I made it through the day doing what I had to do and went to bed hoping that in the morning, I’d wake up feeling like Tigger.
Waking up like Tigger
I did, I actually woke up feeling like Tigger. I felt bouncy, happy and energetic, but only for a short while. *insert sad face*
My body used up the one ounce of good energy it had stored, and I went right back to where I came from the day before, although this time, I was more depressed than anxious. No matter what I did, nothing could make me feel happy. Nothing could make me feel excited for the day or confident or keen to do the things I’d usually enjoy even though I knew how it felt.
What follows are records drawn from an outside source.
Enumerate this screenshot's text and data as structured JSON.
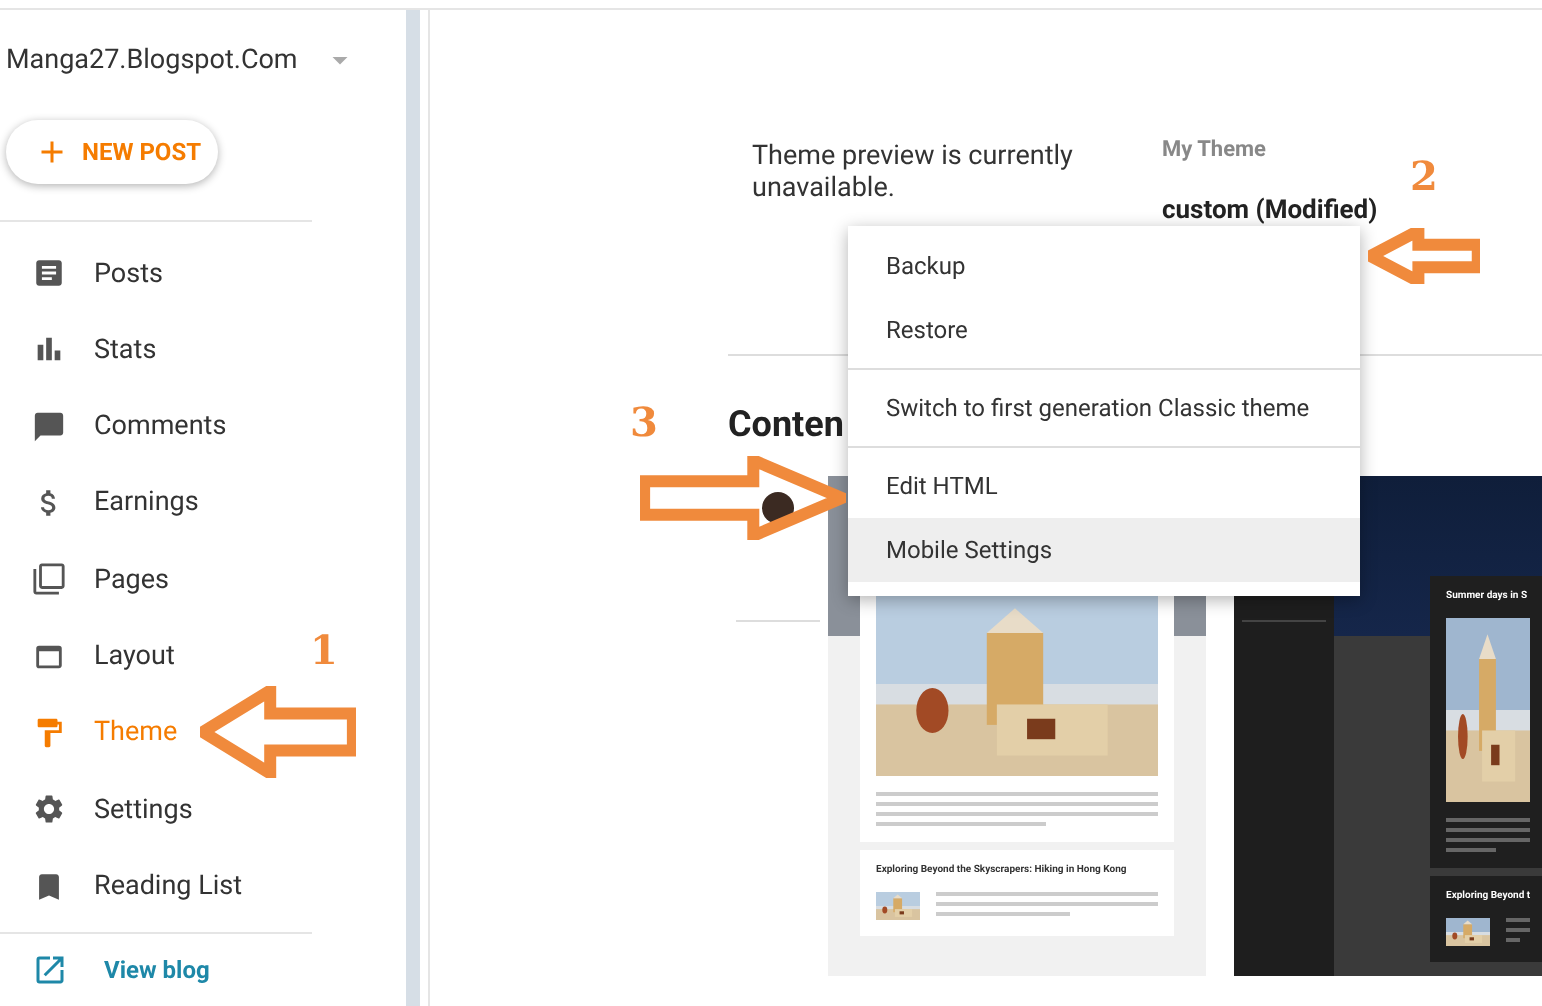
{
  "sidebar": {
    "blog_title": "Manga27.Blogspot.Com",
    "new_post": "NEW POST",
    "items": [
      {
        "label": "Posts",
        "selected": false
      },
      {
        "label": "Stats",
        "selected": false
      },
      {
        "label": "Comments",
        "selected": false
      },
      {
        "label": "Earnings",
        "selected": false
      },
      {
        "label": "Pages",
        "selected": false
      },
      {
        "label": "Layout",
        "selected": false
      },
      {
        "label": "Theme",
        "selected": true
      },
      {
        "label": "Settings",
        "selected": false
      },
      {
        "label": "Reading List",
        "selected": false
      }
    ],
    "view_blog": "View blog"
  },
  "main": {
    "preview_message": "Theme preview is currently unavailable.",
    "my_theme_label": "My Theme",
    "theme_name": "custom (Modified)",
    "section_heading": "Conten",
    "previews": [
      {
        "kind": "light",
        "headings": [
          "Exploring Beyond the Skyscrapers: Hiking in Hong Kong"
        ]
      },
      {
        "kind": "dark",
        "headings": [
          "Summer days in S",
          "Exploring Beyond t"
        ]
      }
    ]
  },
  "menu": {
    "groups": [
      [
        {
          "label": "Backup",
          "highlighted": false
        },
        {
          "label": "Restore",
          "highlighted": false
        }
      ],
      [
        {
          "label": "Switch to first generation Classic theme",
          "highlighted": false
        }
      ],
      [
        {
          "label": "Edit HTML",
          "highlighted": false
        },
        {
          "label": "Mobile Settings",
          "highlighted": true
        }
      ]
    ]
  },
  "annotations": [
    {
      "number": "1"
    },
    {
      "number": "2"
    },
    {
      "number": "3"
    }
  ]
}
That’s the hard thing, knowing what it feels like to feel ‘normal’, what it’s like to achieve the things you can when you feel ‘normal’ but you just can’t get to it, no matter what you do.
When I’m feeling my kind of normal, it’s so much easier to deal with the shitty stuff, and my patience is excellent. But, this time my fuse was short, very short. I lashed out at the kids and instantly felt extreme guilt; I didn’t have control. I wanted to give up, curl up in a ball and hide from the day, but as someone with high-functioning bipolar, no matter how horrid it feels, I kept going because I knew I had to.
The kids were shuttled off to their grandparent’s place, and I finally had the house to myself. I work from home, and so I made my cup of coffee because the last one went cold. I sat down to look at my to-do list. The house was quiet, awfully quiet. I usually like quiet, but today with my bipolar depression (the downward cycle) that has crept up to greet me, the quiet reminded me of how lonely I felt. Bipolar; it’s a lonely condition to have.
With bipolar disorder, I feel like I’ve been strong for so long. Being a mum, being a wife, look after the household, run a business, grow a business…I just want to let go, and my depression wants me to. But then my anxiety, well, it won’t let me go because, well, what about everyone and everything else? Having bipolar depression and anxiety at once is utter hell, the noise is deafening. There have been times when I’ve hit my head against the wall or hit myself in the head because I want everything to stop, to sort itself out, to make sense. You know how there’s constant loud music you can’t stand and can’t control? Well, that’s like my mind, it goes on and on and on, there’s no off switch.
Look for the positives
It’s 5 pm on a Monday as I finish writing this article. I have crossed off the things on my to-do list. I ignored two phone calls because I wasn’t in the right frame of mind to take them (I did call back). I’ve made the mistake of checking Facebook. Everyone seems to be at the beach or doing fun things with their families for school holidays while I feel guilty that I’m not, mainly because I’m too anxious to leave my business for a day. On a positive note, I am thankful there are leftovers for dinner tonight, and there’s less than one week until a cleaner comes to spring clean my pigsty of a house.
The house is still quiet; no one is home yet. I just want someone to hug me, not because I ask them to but because they want to. I dream of going back to the normal me, maybe tomorrow, maybe in a few weeks. It’s the luck of the draw with bipolar.